Elucidating structures from spectra using multimodal embeddings and discrete optimization

Adrian Mirza,Kevin Maik Jablonka
DOI: https://doi.org/10.26434/chemrxiv-2024-f3b18
2024-11-22
Abstract:Structure elucidation --- determining molecular structures from spectroscopic data -- remains one of chemistry's most fundamental and challenging tasks, essential for advancing fields from drug discovery to materials science. While machine learning approaches have attempted to automate this process, they typically focus on single spectroscopic techniques and lack crucial confidence metrics, limiting their practical utility. Here, we present spec2struct, a framework that synergistically combines multimodal embeddings, contrastive learning, and evolutionary algorithms to mimic how expert chemists approach structure determination. By aligning encoders for diverse spectroscopic techniques with molecular representations, our system can simultaneously interpret multiple types of spectroscopic evidence. This alignment guides genetic algorithms to evolve chemically valid candidates that best match the experimental data. spec2struct not only outperforms existing methods but also provides calibrated and contextualized confidence estimates. We demonstrate its real-world impact by identifying several published structures incorrectly assigned in the literature. The combination of performance, reliability, and versatility positions spec2struct as a powerful tool for accelerating chemical discovery.
Chemistry
What problem does this paper attempt to address?

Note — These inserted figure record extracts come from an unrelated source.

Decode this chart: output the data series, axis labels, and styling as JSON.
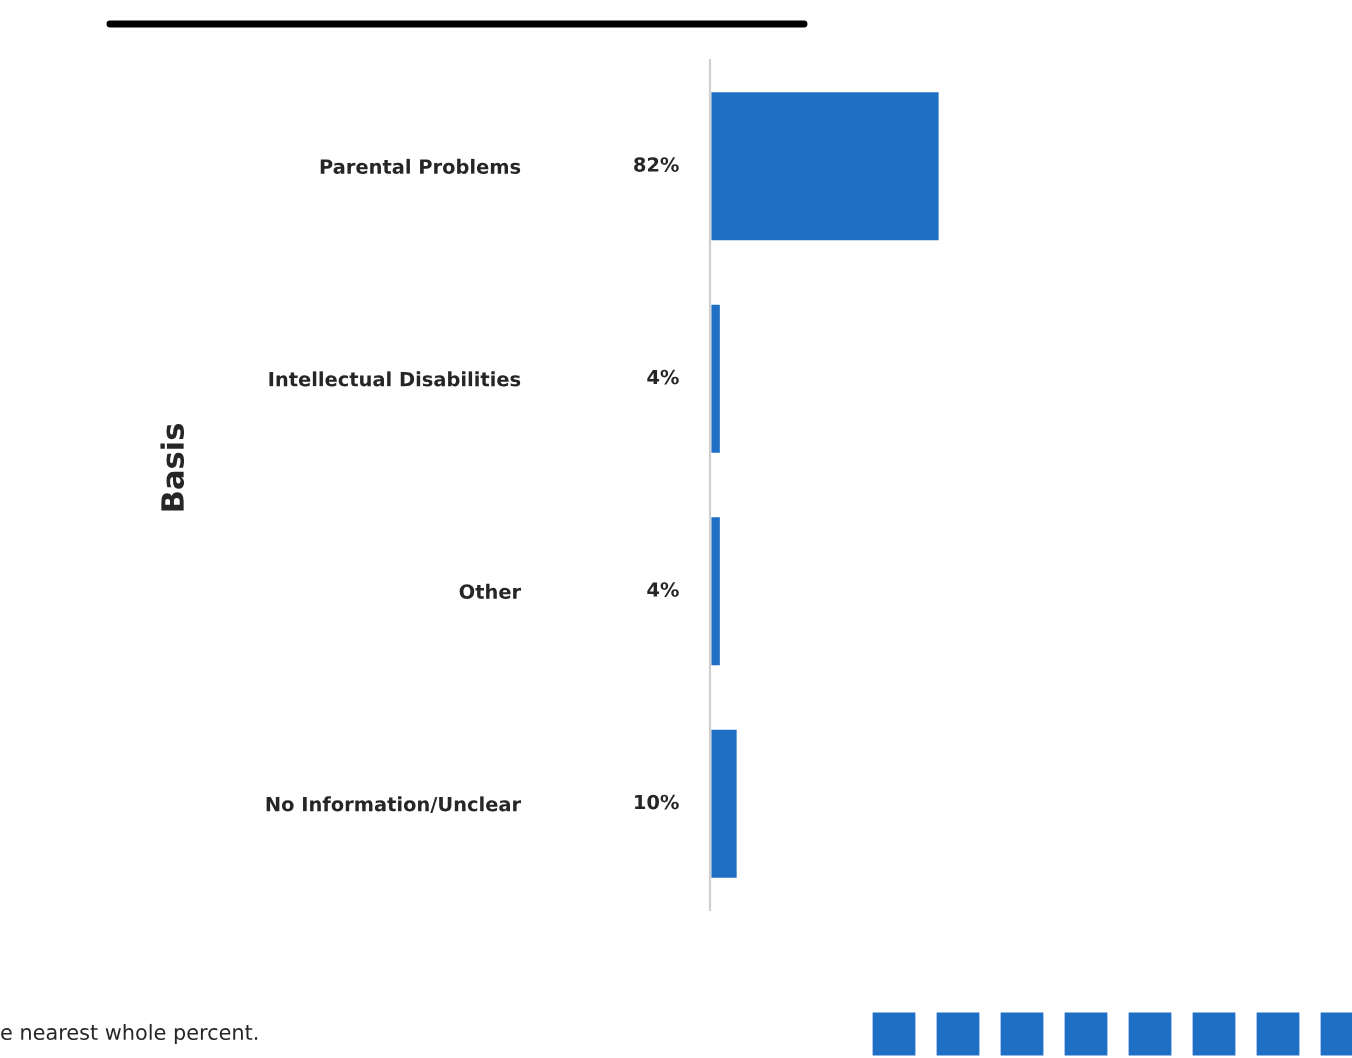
{
  "chart_data": {
    "type": "bar",
    "orientation": "horizontal",
    "ylabel": "Basis",
    "categories": [
      "Parental Problems",
      "Intellectual Disabilities",
      "Other",
      "No Information/Unclear"
    ],
    "values": [
      82,
      4,
      4,
      10
    ],
    "value_labels": [
      "82%",
      "4%",
      "4%",
      "10%"
    ],
    "color": "#1f6fc5",
    "grid": false,
    "legend": false,
    "annotations": [
      "e nearest whole percent."
    ]
  }
}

The problem that this paper attempts to solve is the fundamental and challenging task of inferring molecular structures from spectral data in chemical research. Although machine - learning methods have attempted to automate this process, existing methods usually focus only on a single spectral technique and lack crucial confidence measures, which limits their practical application value. The paper proposes a framework named **spec2struct**, aiming to simulate the methods of expert chemists in structure determination by combining multimodal embedding, contrastive learning and evolutionary algorithms. Specifically, this system is able to: 1. **Interpret multiple spectral evidences simultaneously**: By aligning encoders of different spectral techniques with molecular representations, the system can process multiple types of spectral data simultaneously. 2. **Generate chemically valid candidate structures**: Use genetic algorithms to evolve chemically valid candidate structures that best fit the experimental data. 3. **Provide calibrated and contextualized confidence estimates**: Not only improve the accuracy of predictions, but also provide reliable confidence measures, enabling chemical scientists to make better use of these predictions. **Main contributions**: - **Performance improvement**: When multiple spectral techniques are used in combination, the retrieval performance of the system is significantly improved and can reach a high accuracy rate of 98.5%. - **Error detection**: It can identify mis - assigned structures in the literature, thereby reducing errors in chemical research. - **Flexibility**: The system can not only handle known compounds, but also generate new compound structures, which is suitable for the needs of synthetic chemists. Through these improvements, **spec2struct** has become a powerful tool for accelerating chemical discovery.